Und heute? Benimmt sich ein multinationaler Datenkonzern wie Facebook wie ein Souverän, der einem demokratischen Staat (Australien) vorschreiben will, welche Rechte gelten sollen – nämlich solche, die ihm die kostenfreie Nutzung redaktioneller Inhalte von Verlagen ermöglicht. Allerdings waren es nur wenige Tage, bei denen die Verlagsseiten bei Facebook leer waren; mittlerweile hat Australien ein Gesetz verabschiedet, das Plattformen zwingt, für Nachrichteninhalte zu zahlen, wenn sie diese nutzen, um daraus Werbeeinnahmen zu generieren.
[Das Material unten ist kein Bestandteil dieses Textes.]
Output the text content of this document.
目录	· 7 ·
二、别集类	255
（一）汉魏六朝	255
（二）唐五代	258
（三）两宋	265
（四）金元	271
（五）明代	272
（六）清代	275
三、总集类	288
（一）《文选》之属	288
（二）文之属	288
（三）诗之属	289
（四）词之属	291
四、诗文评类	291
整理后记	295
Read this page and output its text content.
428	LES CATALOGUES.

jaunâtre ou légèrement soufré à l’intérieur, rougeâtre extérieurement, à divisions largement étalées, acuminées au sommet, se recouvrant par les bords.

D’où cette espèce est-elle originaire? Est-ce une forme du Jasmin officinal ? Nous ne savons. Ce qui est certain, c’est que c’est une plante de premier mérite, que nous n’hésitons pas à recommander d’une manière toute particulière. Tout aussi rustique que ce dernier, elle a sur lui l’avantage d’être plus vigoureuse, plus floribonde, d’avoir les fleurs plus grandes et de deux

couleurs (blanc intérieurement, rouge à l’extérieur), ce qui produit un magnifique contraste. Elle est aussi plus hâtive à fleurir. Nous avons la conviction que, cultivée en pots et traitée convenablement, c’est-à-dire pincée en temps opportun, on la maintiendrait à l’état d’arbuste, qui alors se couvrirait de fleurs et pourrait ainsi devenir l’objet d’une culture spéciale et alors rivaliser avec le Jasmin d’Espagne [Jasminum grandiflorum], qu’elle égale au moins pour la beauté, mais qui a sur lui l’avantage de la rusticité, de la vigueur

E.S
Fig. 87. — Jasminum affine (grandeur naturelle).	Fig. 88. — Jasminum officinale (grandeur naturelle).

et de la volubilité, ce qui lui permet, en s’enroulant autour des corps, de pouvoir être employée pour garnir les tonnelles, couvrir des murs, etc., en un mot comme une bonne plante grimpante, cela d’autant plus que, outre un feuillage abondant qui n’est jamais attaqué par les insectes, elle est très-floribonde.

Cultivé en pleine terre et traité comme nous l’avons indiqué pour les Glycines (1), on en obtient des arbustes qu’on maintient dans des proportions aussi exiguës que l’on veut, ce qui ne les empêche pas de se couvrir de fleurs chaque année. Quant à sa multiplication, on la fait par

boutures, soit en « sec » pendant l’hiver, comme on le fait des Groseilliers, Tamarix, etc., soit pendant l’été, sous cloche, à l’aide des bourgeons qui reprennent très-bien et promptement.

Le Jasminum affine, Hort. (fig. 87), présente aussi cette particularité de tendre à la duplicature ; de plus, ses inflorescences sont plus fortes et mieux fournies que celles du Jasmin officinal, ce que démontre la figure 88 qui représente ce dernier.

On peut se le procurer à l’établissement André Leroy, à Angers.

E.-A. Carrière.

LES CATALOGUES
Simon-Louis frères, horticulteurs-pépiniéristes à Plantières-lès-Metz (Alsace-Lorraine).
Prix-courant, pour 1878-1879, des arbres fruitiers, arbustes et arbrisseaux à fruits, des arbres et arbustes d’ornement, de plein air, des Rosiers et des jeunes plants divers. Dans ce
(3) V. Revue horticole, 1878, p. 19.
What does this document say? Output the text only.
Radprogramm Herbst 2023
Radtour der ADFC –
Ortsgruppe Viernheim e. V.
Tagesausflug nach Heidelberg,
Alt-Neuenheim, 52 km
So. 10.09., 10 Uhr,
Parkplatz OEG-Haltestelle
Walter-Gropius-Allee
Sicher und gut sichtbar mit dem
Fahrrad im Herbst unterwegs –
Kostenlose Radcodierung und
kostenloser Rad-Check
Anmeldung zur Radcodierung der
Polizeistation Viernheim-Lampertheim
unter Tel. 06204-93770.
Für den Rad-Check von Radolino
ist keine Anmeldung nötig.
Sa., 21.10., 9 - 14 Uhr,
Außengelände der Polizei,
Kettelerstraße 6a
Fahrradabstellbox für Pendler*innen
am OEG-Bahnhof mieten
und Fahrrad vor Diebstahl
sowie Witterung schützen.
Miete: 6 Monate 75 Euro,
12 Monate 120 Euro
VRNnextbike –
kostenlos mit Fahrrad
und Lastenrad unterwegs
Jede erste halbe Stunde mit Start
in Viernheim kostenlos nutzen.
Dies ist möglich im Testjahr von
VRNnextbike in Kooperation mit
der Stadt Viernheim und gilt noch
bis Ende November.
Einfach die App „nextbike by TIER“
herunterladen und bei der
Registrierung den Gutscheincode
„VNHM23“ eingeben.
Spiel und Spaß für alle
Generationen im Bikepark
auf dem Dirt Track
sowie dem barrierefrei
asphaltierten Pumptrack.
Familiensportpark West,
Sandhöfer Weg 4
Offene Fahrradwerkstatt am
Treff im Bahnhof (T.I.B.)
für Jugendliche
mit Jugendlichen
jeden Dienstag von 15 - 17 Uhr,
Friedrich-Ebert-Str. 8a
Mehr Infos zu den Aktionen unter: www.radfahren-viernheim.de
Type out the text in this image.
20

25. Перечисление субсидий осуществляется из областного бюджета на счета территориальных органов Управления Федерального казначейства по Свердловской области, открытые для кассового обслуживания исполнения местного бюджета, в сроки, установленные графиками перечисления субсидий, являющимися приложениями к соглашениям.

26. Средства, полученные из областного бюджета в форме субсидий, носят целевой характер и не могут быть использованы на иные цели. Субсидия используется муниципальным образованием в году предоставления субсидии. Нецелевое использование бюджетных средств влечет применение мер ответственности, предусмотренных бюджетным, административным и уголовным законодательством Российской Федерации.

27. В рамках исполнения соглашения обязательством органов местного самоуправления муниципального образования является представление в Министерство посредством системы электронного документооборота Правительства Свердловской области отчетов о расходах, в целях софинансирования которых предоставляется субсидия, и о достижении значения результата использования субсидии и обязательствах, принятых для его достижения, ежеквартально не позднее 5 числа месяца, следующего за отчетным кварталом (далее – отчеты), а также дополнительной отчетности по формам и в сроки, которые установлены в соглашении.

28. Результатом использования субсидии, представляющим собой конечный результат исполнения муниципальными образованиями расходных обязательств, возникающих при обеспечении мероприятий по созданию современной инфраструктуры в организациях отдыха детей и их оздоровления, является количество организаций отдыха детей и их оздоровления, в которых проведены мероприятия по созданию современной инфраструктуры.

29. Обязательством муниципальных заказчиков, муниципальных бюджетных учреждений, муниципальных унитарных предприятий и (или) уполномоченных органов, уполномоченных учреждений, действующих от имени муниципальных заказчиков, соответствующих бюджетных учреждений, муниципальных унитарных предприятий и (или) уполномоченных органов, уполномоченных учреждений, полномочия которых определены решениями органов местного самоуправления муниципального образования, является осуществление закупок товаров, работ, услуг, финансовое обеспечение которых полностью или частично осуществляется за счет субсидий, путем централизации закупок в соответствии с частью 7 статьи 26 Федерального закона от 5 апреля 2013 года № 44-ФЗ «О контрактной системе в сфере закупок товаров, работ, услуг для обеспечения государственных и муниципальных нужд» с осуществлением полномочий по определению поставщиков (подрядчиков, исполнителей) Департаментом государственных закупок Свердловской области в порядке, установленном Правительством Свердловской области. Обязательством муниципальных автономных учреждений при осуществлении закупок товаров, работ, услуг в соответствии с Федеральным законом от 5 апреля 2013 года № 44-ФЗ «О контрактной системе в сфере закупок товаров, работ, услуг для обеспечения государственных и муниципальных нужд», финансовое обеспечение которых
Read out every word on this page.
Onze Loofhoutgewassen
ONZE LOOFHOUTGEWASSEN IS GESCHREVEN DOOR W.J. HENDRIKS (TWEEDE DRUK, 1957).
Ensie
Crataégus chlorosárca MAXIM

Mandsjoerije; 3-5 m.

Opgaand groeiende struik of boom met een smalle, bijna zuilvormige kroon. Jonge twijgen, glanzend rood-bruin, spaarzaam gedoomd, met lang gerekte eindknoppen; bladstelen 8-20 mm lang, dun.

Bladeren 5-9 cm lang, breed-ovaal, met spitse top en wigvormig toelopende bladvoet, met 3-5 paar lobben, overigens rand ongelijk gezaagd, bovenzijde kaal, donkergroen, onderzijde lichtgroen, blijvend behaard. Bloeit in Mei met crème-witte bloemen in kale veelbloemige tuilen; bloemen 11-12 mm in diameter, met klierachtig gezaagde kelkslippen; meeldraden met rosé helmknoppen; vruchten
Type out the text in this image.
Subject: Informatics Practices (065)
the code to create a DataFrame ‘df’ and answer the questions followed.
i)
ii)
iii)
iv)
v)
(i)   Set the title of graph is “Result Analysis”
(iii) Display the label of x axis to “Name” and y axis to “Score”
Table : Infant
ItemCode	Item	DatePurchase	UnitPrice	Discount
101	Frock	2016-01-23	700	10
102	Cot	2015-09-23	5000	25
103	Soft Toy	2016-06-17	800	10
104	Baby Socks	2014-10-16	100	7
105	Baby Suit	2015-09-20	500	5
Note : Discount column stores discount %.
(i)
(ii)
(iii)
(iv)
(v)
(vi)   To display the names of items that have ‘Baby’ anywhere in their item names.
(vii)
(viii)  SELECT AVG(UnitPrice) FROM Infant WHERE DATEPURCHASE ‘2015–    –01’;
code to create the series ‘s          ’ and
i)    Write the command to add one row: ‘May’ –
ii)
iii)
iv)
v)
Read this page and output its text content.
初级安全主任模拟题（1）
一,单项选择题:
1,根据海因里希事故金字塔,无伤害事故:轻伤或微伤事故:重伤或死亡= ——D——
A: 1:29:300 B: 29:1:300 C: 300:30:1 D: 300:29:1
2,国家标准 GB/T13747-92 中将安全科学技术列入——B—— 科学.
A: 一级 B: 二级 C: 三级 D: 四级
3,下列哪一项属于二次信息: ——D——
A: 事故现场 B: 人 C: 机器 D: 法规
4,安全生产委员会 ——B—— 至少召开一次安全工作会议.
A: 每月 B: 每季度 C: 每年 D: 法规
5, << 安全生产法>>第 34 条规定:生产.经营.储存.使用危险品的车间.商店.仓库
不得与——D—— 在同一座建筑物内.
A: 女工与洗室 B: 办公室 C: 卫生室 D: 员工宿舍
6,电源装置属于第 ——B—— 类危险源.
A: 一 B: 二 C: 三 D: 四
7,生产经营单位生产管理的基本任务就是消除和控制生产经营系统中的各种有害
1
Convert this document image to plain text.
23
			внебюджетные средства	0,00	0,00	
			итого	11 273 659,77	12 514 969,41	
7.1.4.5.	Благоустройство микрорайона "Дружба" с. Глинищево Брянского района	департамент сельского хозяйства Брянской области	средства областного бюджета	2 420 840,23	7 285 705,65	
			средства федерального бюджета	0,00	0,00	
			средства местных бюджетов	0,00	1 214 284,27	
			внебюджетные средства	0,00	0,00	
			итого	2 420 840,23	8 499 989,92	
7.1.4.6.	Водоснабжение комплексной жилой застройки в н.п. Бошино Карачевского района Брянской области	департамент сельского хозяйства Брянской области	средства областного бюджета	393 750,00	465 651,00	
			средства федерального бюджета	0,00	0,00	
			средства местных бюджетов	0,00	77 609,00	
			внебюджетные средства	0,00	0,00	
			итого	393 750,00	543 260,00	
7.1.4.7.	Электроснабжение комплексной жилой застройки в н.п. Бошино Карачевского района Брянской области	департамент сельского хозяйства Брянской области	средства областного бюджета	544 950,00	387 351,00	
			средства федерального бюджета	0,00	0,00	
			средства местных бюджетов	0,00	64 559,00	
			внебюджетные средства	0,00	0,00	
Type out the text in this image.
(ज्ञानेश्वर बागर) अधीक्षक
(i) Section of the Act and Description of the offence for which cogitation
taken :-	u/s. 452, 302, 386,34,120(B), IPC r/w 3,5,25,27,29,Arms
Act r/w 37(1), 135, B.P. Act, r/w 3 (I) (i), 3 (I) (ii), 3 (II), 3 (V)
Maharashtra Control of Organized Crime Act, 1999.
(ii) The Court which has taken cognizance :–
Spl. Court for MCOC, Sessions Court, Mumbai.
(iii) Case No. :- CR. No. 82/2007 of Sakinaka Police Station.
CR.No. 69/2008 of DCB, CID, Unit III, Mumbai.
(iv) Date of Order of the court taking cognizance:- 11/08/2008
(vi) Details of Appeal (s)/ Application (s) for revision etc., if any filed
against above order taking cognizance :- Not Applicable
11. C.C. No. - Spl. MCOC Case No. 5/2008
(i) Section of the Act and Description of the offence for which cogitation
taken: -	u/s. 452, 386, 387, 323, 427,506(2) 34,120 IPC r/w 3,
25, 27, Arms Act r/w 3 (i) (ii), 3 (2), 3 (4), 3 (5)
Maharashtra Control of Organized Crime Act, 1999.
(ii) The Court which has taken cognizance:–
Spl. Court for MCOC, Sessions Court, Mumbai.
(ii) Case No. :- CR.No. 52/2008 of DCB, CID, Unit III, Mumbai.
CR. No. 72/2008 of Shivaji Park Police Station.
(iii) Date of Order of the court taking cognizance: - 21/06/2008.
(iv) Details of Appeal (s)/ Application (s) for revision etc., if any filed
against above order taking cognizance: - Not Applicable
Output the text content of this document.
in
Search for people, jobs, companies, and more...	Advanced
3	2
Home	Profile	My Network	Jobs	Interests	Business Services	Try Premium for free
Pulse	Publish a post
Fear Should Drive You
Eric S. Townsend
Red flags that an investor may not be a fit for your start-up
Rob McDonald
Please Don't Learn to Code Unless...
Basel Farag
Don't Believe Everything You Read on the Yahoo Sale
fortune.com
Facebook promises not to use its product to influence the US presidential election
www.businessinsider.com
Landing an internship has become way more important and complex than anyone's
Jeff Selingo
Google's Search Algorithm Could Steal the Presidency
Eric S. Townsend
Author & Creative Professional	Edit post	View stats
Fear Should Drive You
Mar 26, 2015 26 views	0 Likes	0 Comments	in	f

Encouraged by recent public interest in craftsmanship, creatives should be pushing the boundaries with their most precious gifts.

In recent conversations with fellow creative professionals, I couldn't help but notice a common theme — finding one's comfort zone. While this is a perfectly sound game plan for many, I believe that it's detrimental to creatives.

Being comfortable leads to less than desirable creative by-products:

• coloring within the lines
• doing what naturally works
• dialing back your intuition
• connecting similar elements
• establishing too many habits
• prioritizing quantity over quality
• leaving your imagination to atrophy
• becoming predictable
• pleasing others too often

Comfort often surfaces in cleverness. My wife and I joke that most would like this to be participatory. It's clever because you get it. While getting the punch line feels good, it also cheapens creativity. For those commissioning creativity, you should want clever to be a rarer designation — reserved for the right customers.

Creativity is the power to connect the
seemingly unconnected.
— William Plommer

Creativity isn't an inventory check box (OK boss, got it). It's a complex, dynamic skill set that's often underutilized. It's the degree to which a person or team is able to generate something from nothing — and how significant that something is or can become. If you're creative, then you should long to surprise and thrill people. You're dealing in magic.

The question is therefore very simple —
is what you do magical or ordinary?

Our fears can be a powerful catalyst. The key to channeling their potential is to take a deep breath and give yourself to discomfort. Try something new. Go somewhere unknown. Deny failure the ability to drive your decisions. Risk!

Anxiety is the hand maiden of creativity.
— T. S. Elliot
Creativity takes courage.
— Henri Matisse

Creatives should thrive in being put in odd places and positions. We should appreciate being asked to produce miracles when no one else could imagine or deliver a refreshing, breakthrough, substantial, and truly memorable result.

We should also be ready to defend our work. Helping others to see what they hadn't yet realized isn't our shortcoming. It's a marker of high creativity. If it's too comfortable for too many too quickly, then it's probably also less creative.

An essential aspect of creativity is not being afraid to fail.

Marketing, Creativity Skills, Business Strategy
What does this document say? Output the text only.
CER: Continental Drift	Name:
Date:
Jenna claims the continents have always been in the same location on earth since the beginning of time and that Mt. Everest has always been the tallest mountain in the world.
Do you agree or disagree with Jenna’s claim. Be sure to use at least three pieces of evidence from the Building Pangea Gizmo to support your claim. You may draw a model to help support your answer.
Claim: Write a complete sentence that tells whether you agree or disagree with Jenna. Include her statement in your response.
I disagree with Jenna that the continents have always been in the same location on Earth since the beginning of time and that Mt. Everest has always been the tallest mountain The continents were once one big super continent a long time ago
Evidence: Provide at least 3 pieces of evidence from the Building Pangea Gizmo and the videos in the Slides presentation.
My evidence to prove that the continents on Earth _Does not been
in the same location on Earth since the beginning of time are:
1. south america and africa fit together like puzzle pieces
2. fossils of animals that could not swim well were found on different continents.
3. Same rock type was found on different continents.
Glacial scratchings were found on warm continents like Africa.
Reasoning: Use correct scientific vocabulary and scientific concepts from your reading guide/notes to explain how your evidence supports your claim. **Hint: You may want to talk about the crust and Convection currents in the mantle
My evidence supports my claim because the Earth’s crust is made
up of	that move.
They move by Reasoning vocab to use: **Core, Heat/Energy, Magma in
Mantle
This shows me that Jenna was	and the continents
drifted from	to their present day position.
Das spannende Verhältnis – immerhin haben nach wie vor viele Anbieter redaktioneller Inhalte ja auch ein Interesse, bei Facebook gefunden zu werden – wirft einerseits eine Reihe von juristischen Fragen mit Fokus auf Medienpolitik und Medienregulierung auf. Andererseits ergeben sich aber auch Fragen von pädagogischer Relevanz: Wie sollen wir umgehen mit Plattformen, Apps und Angeboten, die in der Lebenswelt (nicht nur) von Kindern und Jugendlichen einen selbstverständlichen Platz haben? Die zwar existenzielle Bedürfnisse nach Kontakt und Kommunikation, nach Zugehörigkeit und Zuwendung befriedigen, zugleich aber in mehreren Hinsichten hochproblematisch sind, nicht nur hinsichtlich Datenschutz und Privatsphäre? Und die Funktionslogik sozialer Netzwerke lebt ja von Erregung, sodass immer noch Hassrede und andere Scheußlichkeiten in den Netzen gut funktionieren. Auch das ist ein Grund für Bildungsanstrengungen aka Medienbildung und Vermittlung von Medienkompetenz.
Und schließlich scheint die Zeit für eine neue Medienkritik gekommen: Was bedeutet es eigentlich, wenn durch den „Digitalisierungsschub“ – der allerdings Teile der Bevölkerung immer noch nicht erreicht hat mangels WAN-Anbindung oder WLAN-Ausstattung, so der aktuelle Digitalindex der Initiative D21! – die Big Five der amerikanischen IT, abgekürzt GAFAM, zwingend in alle Haushalte und Bildungseinrichtungen kommen? Zu Recht stellt Horst Niesyto fest: „IT-Konzerne und IT-Interessenverbände sind seit geraumer Zeit im Bildungsbereich auf dem Vormarsch.“ Aber kann Medienpädagogik das Dilemma lösen, in dieser Hinsicht wieder kritischer zu werden – ohne die Lebenswelt der Menschen und deren legitime Bedürfnisse aus dem Blick zu verlieren?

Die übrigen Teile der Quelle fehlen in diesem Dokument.